COTTON AS A DETERMINANT

American cotton farmers can produce much more cotton than African or Asian farmers. They have both the science and the technology to accomplish this and hence it will cost them next to nothing. Thus, the subsidies given to wealthy American cotton farmers in Mississippi by the Bush administration, are really the self expansion of U.S. capital through the pauperization of the African and Asian cotton farmers.

Cotton, as a world commodity, has a long history in shaping economic, political and cultural life in America. Marx, in CAPITAL Vol. I, pointed out that the development of cotton spinning machinery in England undoubtedly caused “the growth of cotton in the United States and with it the African slave trade, [and] also made the breeding of slaves the chief business of the border slave states. When, in 1790, the first census of slaves was taken in the United States, their number was 697,000; in 1861 it had nearly reached four million.” (p. 485) The plantation system produced tremendous wealth and concentrated political power in the hands of a small oligarchy in the southern U.S. on the basis of a permanent terror against the slave population. Marx said the foundation for the growth of industrial capitalism in the 19th century was the extraction of surplus value from slaves.

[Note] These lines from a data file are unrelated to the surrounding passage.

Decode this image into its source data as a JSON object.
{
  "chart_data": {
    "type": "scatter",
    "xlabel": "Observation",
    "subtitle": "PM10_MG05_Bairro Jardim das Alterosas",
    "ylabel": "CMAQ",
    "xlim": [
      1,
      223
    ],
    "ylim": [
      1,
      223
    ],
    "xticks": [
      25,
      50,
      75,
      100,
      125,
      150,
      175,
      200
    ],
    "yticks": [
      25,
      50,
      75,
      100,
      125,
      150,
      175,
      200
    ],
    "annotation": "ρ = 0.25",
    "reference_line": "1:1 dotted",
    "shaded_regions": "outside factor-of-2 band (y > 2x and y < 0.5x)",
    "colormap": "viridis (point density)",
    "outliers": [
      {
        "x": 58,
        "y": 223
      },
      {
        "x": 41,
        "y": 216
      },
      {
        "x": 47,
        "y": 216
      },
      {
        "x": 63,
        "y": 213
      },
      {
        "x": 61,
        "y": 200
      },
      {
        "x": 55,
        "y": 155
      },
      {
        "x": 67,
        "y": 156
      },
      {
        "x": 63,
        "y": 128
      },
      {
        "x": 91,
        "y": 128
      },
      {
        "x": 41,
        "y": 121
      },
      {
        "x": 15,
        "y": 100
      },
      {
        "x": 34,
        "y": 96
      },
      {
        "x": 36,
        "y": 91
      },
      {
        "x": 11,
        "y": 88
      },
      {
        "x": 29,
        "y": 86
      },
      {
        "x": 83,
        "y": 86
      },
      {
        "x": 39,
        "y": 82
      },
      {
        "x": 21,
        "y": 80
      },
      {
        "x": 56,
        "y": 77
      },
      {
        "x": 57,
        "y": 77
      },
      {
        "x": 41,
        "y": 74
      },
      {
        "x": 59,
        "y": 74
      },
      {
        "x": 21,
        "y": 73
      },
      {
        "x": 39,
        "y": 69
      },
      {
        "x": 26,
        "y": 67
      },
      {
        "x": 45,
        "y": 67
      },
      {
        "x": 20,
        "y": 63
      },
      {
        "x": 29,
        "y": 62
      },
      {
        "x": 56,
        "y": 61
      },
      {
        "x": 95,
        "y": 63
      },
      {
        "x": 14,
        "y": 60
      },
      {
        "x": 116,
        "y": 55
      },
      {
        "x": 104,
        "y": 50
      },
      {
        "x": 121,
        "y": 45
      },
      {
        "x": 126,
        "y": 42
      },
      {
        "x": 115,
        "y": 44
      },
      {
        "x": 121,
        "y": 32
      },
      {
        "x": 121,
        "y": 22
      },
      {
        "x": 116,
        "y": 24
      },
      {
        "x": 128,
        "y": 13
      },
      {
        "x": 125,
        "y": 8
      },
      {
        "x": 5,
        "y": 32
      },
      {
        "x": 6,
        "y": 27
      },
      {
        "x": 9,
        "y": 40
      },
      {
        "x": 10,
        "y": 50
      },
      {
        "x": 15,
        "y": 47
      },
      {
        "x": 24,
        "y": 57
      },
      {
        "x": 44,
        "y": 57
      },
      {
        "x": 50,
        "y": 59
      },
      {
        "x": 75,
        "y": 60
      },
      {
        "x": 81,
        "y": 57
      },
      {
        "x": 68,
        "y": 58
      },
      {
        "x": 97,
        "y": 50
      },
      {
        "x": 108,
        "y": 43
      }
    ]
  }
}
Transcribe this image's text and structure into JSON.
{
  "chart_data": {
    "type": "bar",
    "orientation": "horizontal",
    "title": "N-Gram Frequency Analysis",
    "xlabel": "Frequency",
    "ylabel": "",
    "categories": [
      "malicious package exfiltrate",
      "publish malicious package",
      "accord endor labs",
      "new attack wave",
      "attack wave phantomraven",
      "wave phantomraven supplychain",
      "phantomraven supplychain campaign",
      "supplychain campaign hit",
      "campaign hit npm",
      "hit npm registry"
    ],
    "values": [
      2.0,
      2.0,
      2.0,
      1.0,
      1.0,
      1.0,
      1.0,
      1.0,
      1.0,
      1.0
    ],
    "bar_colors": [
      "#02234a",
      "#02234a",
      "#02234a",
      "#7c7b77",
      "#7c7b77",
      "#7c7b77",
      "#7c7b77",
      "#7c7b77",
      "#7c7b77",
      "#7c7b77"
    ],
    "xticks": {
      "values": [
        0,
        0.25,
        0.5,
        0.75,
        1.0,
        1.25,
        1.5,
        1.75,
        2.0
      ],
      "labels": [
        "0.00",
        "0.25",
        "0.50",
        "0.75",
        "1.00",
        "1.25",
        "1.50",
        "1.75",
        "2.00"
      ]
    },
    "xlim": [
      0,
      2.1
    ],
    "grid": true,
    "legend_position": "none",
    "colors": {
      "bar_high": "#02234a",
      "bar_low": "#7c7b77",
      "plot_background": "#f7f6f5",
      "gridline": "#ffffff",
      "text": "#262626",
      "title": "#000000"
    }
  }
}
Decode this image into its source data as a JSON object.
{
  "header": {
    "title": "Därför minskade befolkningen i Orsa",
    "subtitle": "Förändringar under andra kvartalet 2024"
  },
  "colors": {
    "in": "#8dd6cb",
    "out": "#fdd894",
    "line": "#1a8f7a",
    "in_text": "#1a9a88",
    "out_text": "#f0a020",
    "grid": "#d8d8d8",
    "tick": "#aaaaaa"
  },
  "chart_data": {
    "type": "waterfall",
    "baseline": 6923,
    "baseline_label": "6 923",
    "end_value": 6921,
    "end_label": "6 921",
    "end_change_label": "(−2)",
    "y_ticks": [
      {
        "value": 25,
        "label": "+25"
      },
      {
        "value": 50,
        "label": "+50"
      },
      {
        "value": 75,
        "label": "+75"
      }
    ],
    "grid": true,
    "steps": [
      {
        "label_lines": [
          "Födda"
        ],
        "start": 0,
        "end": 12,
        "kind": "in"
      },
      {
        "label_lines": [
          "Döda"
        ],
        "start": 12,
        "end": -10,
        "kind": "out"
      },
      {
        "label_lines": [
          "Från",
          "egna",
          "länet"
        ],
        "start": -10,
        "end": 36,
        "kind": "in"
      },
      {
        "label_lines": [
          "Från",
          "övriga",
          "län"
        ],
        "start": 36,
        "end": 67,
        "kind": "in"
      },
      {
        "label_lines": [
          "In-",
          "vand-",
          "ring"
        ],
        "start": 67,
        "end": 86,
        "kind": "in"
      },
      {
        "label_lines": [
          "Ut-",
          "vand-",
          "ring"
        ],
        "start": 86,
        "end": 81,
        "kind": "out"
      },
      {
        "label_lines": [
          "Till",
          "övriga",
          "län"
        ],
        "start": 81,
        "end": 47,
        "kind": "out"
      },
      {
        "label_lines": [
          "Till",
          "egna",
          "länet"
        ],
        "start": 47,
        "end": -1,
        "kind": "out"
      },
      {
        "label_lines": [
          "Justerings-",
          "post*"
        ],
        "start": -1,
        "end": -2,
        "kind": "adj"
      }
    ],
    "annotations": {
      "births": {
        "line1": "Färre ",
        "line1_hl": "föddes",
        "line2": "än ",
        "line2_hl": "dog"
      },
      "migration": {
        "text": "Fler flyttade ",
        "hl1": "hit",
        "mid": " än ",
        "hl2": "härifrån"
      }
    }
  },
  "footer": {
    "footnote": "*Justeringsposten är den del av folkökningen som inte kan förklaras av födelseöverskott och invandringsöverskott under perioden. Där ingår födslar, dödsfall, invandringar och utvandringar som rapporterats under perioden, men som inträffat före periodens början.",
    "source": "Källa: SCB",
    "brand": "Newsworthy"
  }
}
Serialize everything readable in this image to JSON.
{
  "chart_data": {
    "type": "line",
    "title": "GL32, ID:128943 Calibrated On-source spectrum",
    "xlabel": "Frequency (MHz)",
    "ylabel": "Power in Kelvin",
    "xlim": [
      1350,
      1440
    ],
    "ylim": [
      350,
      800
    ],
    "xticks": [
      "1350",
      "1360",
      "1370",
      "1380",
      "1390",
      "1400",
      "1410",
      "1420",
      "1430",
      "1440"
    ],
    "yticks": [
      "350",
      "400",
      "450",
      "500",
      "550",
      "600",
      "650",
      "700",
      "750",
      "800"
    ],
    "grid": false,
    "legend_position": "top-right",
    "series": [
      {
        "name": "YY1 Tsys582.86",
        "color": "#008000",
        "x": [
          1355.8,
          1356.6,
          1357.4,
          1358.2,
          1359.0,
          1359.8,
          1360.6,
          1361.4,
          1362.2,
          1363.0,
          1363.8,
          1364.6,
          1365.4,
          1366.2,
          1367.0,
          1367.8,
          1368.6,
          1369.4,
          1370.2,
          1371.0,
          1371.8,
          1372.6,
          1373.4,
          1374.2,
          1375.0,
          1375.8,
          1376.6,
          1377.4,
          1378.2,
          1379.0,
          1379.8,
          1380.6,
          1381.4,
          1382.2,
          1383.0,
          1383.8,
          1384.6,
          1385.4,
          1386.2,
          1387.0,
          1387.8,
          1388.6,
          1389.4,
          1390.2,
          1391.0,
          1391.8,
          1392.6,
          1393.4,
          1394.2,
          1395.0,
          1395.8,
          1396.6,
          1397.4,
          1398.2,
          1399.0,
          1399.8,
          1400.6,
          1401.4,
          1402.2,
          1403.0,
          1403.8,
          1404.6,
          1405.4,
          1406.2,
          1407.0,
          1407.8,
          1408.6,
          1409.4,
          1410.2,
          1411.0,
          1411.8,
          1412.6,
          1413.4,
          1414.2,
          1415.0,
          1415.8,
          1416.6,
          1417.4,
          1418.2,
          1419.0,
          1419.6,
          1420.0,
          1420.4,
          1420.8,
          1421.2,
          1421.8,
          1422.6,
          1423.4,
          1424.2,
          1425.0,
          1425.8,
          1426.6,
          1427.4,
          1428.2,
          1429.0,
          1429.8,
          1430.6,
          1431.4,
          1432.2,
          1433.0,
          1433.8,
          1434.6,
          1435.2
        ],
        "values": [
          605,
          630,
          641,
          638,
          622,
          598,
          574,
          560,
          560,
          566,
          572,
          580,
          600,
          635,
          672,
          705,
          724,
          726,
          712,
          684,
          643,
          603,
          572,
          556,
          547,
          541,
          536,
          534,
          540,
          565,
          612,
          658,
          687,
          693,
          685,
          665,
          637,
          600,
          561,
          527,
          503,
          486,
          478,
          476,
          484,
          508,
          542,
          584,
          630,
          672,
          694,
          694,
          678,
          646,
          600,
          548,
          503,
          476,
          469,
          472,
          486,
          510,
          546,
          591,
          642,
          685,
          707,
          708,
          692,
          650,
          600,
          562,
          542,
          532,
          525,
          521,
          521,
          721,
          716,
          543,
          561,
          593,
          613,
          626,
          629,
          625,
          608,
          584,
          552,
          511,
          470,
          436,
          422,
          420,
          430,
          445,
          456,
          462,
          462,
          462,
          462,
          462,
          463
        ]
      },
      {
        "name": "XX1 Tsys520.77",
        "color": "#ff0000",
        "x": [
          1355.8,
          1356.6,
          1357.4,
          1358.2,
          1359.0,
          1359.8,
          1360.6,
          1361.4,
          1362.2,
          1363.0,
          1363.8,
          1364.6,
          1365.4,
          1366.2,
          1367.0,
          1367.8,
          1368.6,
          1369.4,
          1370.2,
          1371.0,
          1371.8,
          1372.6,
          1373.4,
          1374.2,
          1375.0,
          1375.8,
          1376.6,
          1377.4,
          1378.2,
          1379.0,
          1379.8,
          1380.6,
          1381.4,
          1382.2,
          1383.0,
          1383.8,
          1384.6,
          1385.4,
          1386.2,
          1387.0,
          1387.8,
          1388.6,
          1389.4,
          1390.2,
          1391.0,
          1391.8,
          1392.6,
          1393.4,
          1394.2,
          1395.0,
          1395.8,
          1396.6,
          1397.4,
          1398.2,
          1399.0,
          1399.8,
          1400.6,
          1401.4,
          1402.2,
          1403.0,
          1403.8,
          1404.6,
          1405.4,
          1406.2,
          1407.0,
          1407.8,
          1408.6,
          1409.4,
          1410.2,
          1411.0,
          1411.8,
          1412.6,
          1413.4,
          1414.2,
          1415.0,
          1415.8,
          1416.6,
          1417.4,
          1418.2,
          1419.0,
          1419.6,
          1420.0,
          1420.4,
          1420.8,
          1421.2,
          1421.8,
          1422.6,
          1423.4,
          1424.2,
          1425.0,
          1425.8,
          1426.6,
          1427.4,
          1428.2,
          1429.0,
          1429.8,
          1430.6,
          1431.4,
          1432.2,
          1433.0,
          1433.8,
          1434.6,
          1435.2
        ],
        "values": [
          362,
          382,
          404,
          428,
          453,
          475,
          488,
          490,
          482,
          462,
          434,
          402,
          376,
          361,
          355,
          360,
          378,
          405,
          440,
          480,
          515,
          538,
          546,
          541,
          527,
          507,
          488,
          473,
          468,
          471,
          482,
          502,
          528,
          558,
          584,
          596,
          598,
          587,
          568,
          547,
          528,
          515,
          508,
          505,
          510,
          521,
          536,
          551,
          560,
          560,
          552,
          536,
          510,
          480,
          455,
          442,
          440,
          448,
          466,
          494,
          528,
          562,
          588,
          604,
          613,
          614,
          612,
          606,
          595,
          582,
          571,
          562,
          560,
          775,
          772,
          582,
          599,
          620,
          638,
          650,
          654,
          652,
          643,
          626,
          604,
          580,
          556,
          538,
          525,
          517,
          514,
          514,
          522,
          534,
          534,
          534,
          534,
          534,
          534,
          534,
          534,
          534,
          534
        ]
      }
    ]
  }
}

TOWARDS ABOLITIONISM, AGAIN

Capital accumulated on the backs of slaves and today that accumulated wealth is lording it over poor cotton farmers in Africa and Asia. In this new reconstitution of the world market, capitalism is as brutal and life threatening as ever.  In this country so-called welfare reform has pushed poor Black and white workers into poverty jobs while billions of dollars are going to a handful of rich farmers.

The opposition to “king cotton” by the slave revolts and the Abolitionist movement in the 19th century deepened the idea of freedom. Today’s new concentration of power will hopefully bring new forms of solidarity and new manifestations of the idea of freedom as the poor in this country and those fighting U.S. imperial dominance the world over discover ways to work together to overcome global capitalism.